Instead of completely turning away from her faith, Evans used the tumultuous period of her life to model the Old Testament patriarch Jacob, who wrestled with God. She had once looked at her Bible as a manual to provide black-and-white answers to any problem. She came to see the Scriptures as an “inspired library of diverse writings, rooted in a variety of contexts, that have stood the test of time, precisely because, together, they avoid simplistic solutions to complex problems.”
In “Inspired,” she leans in to those difficult passages that theologians throughout time have toiled with and really asks what God is trying to teach us through each one of these tales. She also reminds us that, in contrast to the modern day, the inspired stories were seen by ancient Jews as conversation starters, not conversation enders.
Throughout the book she alternates through seven types of stories — Origin, Deliverance, War, Wisdom, Resistance, Gospel, Fish and Church — and intermingles her own modern-day parables, poetry and even choose-your-own-adventure tales. (I especially enjoyed these creative pieces and saw the Bible stories in new light through them.)
Evans provides lots of historical and cultural context surrounding the time periods of the passages she studies and includes theological commentary as well. She challenges us that “if you’re curious, you will never leave the text without learning something new. If you’re persistent, you just might leave inspired.”
As someone of her age group and similar upbringing, I related to many of Evans’ sentiments. While I did thoroughly enjoy the book and found encouragement to embrace the stories in God’s inspired Word with new eyes — even the difficult ones — I do not think I would recommend it for a new Christian just beginning their walk of faith.
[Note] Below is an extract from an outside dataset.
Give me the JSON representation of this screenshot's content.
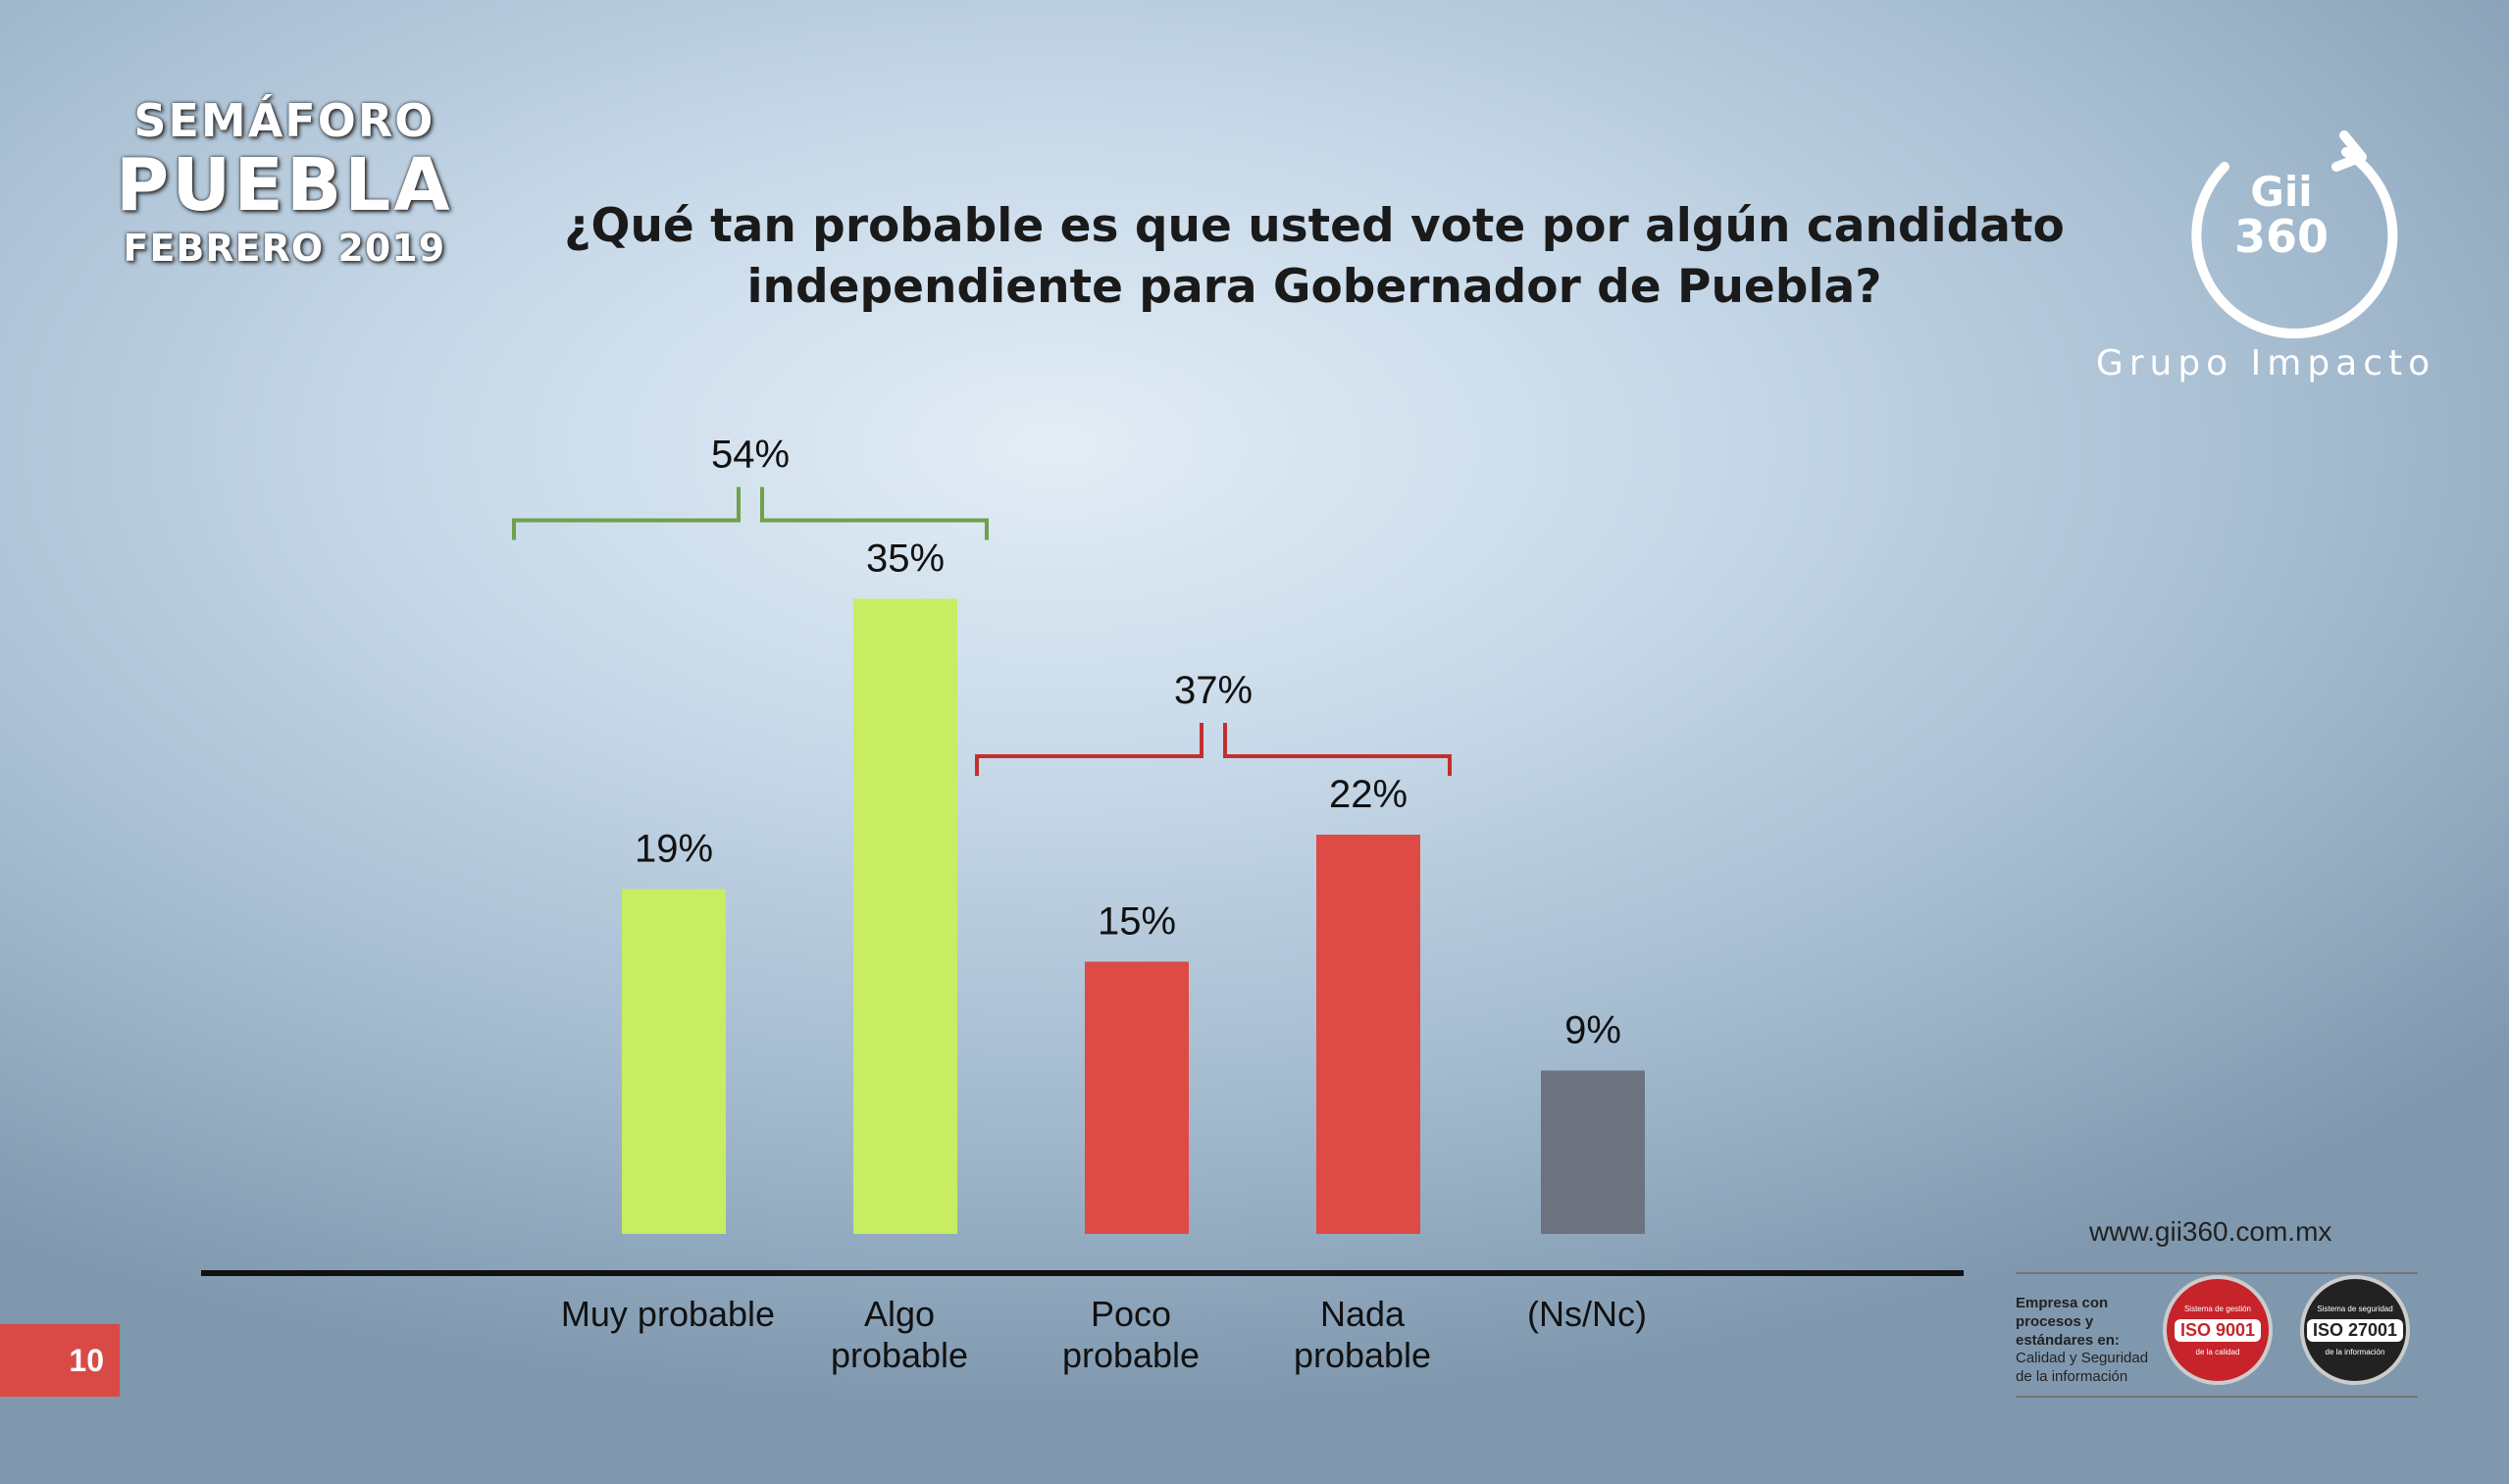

I would recommend it to those who already have lots of knowledge of Scripture. Evans is a progressive thinker from a different faith from me, and I realize many members of Churches of Christ will not agree with some of her interpretations or conclusions.
But I welcome these conclusions as a chance to re-examine the passages, study for myself and continue to ask hard questions as I engage in the community around me.
I realize, like Evans, “there are parts of the Bible that inspire, parts that perplex and parts that leave you with an open wound. I’m still wrestling, and like Jacob, I will wrestle until I am blessed. God hasn’t let go of me yet.”
Katie Isenberg and her family worship with the Keizer Church of Christ in Oregon.
CORRECTION: This review has been updated to note that “Inspired” is not Evans’ final book. Her last book, Wholehearted Faith,” is scheduled for release from HarperOne in October 2020.